Pela lei, a deportação é um ato administrativo decido pela superintendência da PF. Não é necessária uma sentença judicial. Ao ser notificado, o estrangeiro tem 24 horas para deixar o país.
A Folha apurou que o presidente Fernando Henrique Cardoso foi consultado a respeito da decisão (leia texto nesta página). Segundo Stedile, o delegado Ricardo Rocha, da PF, disse que a ordem de deportação veio do ministro José Gregori.

Policiais na porta do quarto
Agentes da PF esperavam Bové na portaria, na garagem e no 14º andar do hotel San Raphael, diante do quarto do ativista. No corredor do hotel, o cientista político e professor da USP Emir Sader discutiu com os policiais. "Quem é você?", perguntaram os policiais. "Um cidadão brasileiro, hóspede deste hotel. E vocês?", retrucou Sader. Os policiais calaram. "Têm autorização para estar aqui?", voltou Sader. Diante da chegada de fotógrafos, os policiais saíram.

Tensão no auditório
Bové foi avisado da notificação por volta das 20h, quando terminava uma palestra. Seis agentes da PF procuravam o ativista. "Vocês já viram a PF prender algum banqueiro? Algum dirigente da Monsanto? Pois eles querem prender o Bové, soubemos há pouco", disse Stedile a 600 pessoas. Depois, Stedile afirmou que o protesto na empresa transnacional de insumos agrícolas Monsanto foi de responsabilidade do MST.

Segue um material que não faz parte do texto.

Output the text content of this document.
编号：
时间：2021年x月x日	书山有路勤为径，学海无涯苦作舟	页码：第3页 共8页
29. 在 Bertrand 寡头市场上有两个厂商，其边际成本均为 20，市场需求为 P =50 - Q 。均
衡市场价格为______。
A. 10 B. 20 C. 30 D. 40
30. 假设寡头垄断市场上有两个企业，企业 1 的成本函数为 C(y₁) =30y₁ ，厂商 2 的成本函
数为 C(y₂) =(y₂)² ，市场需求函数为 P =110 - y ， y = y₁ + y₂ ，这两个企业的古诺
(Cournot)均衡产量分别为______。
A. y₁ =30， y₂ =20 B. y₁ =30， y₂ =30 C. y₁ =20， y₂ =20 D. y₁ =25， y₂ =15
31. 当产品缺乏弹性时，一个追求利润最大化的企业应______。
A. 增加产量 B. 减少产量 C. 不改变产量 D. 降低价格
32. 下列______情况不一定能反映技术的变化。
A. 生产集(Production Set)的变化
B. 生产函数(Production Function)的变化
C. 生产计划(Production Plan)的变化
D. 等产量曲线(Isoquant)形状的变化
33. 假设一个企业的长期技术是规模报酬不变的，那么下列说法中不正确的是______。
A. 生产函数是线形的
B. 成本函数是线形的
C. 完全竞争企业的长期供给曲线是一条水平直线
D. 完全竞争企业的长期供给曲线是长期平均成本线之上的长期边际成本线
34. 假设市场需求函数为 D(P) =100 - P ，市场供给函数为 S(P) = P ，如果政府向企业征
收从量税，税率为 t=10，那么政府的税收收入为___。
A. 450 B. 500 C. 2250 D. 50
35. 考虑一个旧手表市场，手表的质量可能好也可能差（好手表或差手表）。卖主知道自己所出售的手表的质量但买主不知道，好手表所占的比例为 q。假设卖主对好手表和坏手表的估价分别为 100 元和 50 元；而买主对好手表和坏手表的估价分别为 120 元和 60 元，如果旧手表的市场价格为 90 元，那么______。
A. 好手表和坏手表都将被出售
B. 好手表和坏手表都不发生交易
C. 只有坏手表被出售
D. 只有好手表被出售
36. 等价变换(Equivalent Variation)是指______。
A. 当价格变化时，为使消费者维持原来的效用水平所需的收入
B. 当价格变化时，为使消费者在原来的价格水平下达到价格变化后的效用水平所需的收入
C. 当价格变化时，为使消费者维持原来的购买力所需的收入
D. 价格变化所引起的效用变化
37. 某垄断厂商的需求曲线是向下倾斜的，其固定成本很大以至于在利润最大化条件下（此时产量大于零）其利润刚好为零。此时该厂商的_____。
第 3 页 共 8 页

Por volta das 20h40, quando Stedile e o francês estavam na sala Vip do Fórum, os agentes foram identificados pelo serviço de informações do MST. Os sem-terra montaram uma barreira quando Bové saiu da sala, protegido por seguranças do Fórum, e impediram o acesso dos policiais.
Dezenas de participantes do Fórum gritavam ao lado do francês: "Bové é meu amigo, mexeu com ele, mexeu comigo".
"Respondo pelos meus atos e não me escondo. Se quiserem me achar de madrugada, estou no quarto 1.014 do hotel Plaza San Raphael. Senão estarei amanhã (hoje) no Fórum Social Mundial. Minha intenção é voltar para a França às 22h do dia 31 de janeiro", disse Bové, às 21h, sem saber do conteúdo da notificação da PF.
O advogado do francês, Darci Frigo, disse que pedirá um habeas corpus no Supremo Tribunal Federal. O MST estuda a possibilidade de ingressar com um pedido de habeas corpus preventivo.
Stedile disse esperar que o "governo Cardoso não tenha conhecimento (da notificação) e, ao ter conhecimento, respeite à solidariedade do povo francês às nossas manifestações. Espero que o Fernando Henrique não se compare aos militares", numa referência às expulsões de padres estrangeiros no governo João Figueiredo (79-85). Bernard Cassen, diretor do jornal "Le Monde Diplomatique" disse que a "PF estava criando um incidente diplomático".